Friday afternoon brought the very disappointing news that a federal District Court judge in Kansas, Carlos Murguia, issued a temporary injunction on the new regulations the Kansas Department of Health was enforcing to close two of the 3 abortion clinics in the state:
A federal judge temporarily blocked Kansas from enforcing new abortion regulations Friday, in a ruling that suggested the state will be challenged to justify its demand that three abortion providers comply with the rules within two weeks of receiving them.
U.S. District Judge Carlos Murguia’s injunction will remain in effect until a trial is held in a lawsuit against the state’s new licensing process and accompanying health department regulations, which were to have taken effect Friday. The lawsuit involves two providers that wouldn’t have been able to continue terminating pregnancies.
Fortunately, not only does the case still remain to be argued and decided on the merits, but the Health Department seems committed to ceding no more ground than absolutely mandated by the court:
KDHE Secretary Robert Moser, a defendant in the lawsuit, said the department will respect the ruling but called it “narrowly tailored” and promised the department would proceed with its plan to issue yet another version of the rules this fall.

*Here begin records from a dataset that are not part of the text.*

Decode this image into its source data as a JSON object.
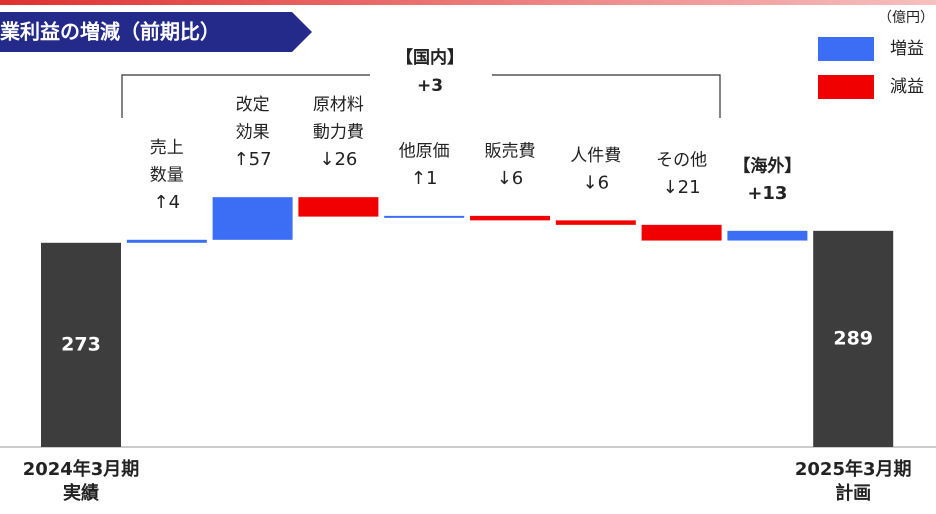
{
  "chart_data": {
    "type": "waterfall",
    "title": "業利益の増減（前期比）",
    "unit": "（億円）",
    "legend": [
      {
        "name": "増益",
        "color": "#3b6ef4"
      },
      {
        "name": "減益",
        "color": "#f00000"
      }
    ],
    "total_color": "#3d3d3d",
    "categories": [
      [
        "2024年3月期",
        "実績"
      ],
      [
        "売上",
        "数量"
      ],
      [
        "改定",
        "効果"
      ],
      [
        "原材料",
        "動力費"
      ],
      [
        "他原価"
      ],
      [
        "販売費"
      ],
      [
        "人件費"
      ],
      [
        "その他"
      ],
      [
        "【海外】"
      ],
      [
        "2025年3月期",
        "計画"
      ]
    ],
    "kinds": [
      "total",
      "delta",
      "delta",
      "delta",
      "delta",
      "delta",
      "delta",
      "delta",
      "delta",
      "total"
    ],
    "values": [
      273,
      4,
      57,
      -26,
      1,
      -6,
      -6,
      -21,
      13,
      289
    ],
    "value_labels": [
      "273",
      "↑4",
      "↑57",
      "↓26",
      "↑1",
      "↓6",
      "↓6",
      "↓21",
      "+13",
      "289"
    ],
    "annotations": [
      {
        "label": "【国内】",
        "value_label": "+3"
      }
    ]
  }
}
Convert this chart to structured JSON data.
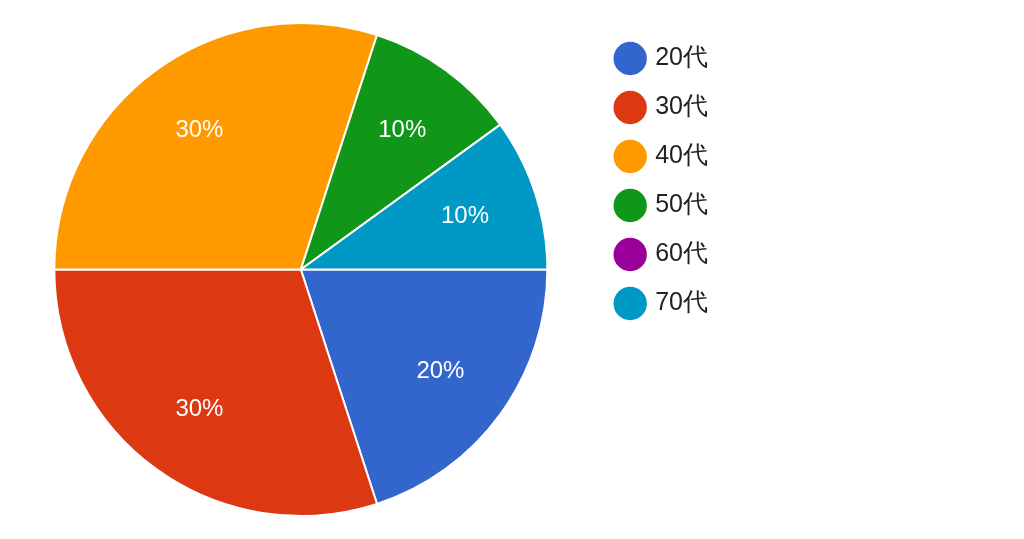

It’s heartening that KDHE plans to draw up new versions of the rules in the near future, because even if the judge had not enjoined the current regulations, the large Planned Parenthood clinic in Overland Park would still be in possession of a license. Planned Parenthood obtained the license last minute Thursday, after it was previously reported that the clinic would be denied one. What was the original reason for denying Planned Parenthood’s license? What regulations did the clinic not comply with? According to TIME magazine and a lawsuit filed by Planned Parenthood on Thursday, it was the lack of supplies and protocols to protect babies born alive after an abortion.
This admission in Planned Parenthood’s lawsuit is rather daring:
The “violations” noted in the survey inspection report almost all related to requirements established in the draft regulations that a facility stock supplies and have written policies and procedures for preserving the life of a newborn infant. However, Comprehensive Health does not perform abortions at or near that stage of pregnancy where a fetus may be viable. Thus, compliance with these requirements is entirely unnecessary.
According to TIME, Planned Parenthood ended up purchasing the equipment and got their license last minute:
The clinic was able to comply by purchasing a “neonatal crash unit” and other emergency supplies for live births, which Brownlie says never happens at Planned Parenthood, which offers abortions up to the 21-week mark.
This statement is so contradictory it gives me whiplash, and Planned Parenthood’s claim in their lawsuit that “Comprehensive Health does not perform abortions at or near that stage of pregnancy where a fetus may be viable” is a shockingly bold lie. In fact, as the clinic website shows, Planned Parenthood in Overland Park does abortions up to 21.6 weeks of pregnancy–virtually at the lowest limit of viability.
It’s interesting that Planned Parenthood’s Comprehensive Health clinic would be so adamant that the regulations to protect born-alive infants were unnecessary for a few reasons. Most obviously, born-alive infants are one of the biggest dirty little secrets of late term abortions that clinics would prefer their staff and the public just forget. But it’s also significant because Comprehensive Health was, at least in the past, heavily into trafficking in fetal body parts–and sometimes furnished aborted-alive later-term babies for this purpose. The fresher the tissue, the more valuable it is to researchers. Is Comp Health still involved in this sordid trade, and is that why they find protocols for taking care of born-alive infants so “unnecessary”?